A Voice and A Choice
“Tricia, this weekend we will be spending time with a ten-year-old boy whose mom died recently. What cues do you have for me for interacting with a heartbroken boy?
Our time together is probably meant to be a fun distraction, NOT a heart-to-heart conversation moment, but I am just curious what sort of support was meaningful to your boys by people who were outside of their immediate network?
I know not to ask “how he is REALLY”, but is fun and distraction a ministry in itself? Or is there more I can do?”
(I can’t tell you how much I love questions like these. If there is anything valuable about having walked through the Great Sadness, it is the expertise I get to bring to the table now. I love questions like these, because I know how to answer them.)
I have two pieces of advice, and I truly believe they are two safe and foolproof guidelines for loving anyone who is grieving – any age, at any stage.
Give them a Voice and a Choice.
First, let him feel how he feels, however that is.
People who have lost much can often feel like they are obligated to feel a certain way, and they don’t get choices anymore. Always try to give those choices back to them. Distraction and fun can indeed be a comfort, if he wants to be distracted and have fun. If he needs to feel something else, let him feel that. Let him choose how he feels, and give him space to feel it.
Second, give him a choice anytime you can, and listen to what he says.

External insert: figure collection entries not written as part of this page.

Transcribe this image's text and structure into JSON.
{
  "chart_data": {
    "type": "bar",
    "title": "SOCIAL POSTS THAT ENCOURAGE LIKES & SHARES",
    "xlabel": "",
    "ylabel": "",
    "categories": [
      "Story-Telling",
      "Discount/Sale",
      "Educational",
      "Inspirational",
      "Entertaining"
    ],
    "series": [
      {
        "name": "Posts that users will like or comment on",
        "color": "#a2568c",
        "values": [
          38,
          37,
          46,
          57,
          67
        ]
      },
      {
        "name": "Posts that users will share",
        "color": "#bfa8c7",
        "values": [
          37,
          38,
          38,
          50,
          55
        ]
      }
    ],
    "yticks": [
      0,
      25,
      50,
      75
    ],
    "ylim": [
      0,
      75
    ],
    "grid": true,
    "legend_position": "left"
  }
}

I felt for so long like, “Well, I’m widowed now. I lost the person and the plans and the future I wanted. It’s been decided.” WIDOWED. I felt like that word was written in all caps, everywhere, on everything. So do you know what I really wanted? I wanted to make some decisions. I wanted people to let me decide something else. Anything else. Everything else. All the decisions that were left, I wanted them to be mine. Because the biggest decisions had been made.
Anytime I had a voice to make the decisions, I felt empowered. I felt like an ounce of my life had been given back to me.
Start by giving them a Voice and a Choice.
They’ll tell you what they need next.
Sally M. Chetwynd says:
When I was working on an emotionally tough section of my second novel, in which a 13-year-old boy has just lost his father in an industrial accident, I struggled with how to write it realistically. Finally I turned to one of my nephews, whose mother had died of cancer when he was nine, and asked him (20 years later) if he was willing to dredge up his feelings and share them with me. He was very pleased that I asked and sent me a long, long email. Although his experience and my fictional boy’s experience were different, the heart of my nephew’s pain and grief gave me the means by which to develop my character’s chaotic sense of loss, so it reads true.
Your post here, Tricia, shows me clearly that I took away the character’s choice but gave it back to him, and that asking my nephew to share his feelings gave him choice, too. I see even more clearly now, how for years he had struggled with frustrations of several kinds, all related to his mother’s death. I think my request of him helped to release some of that.
Thank you!
Claire Pisor says:
Without a doubt, this the best CONCRETE advice I’ve ever heard. Thank you.
And it will work for those who are in the throes of terminal illness too.?
maggierowe says:
A voice and a choice – I will remember that. Thanks Tricia.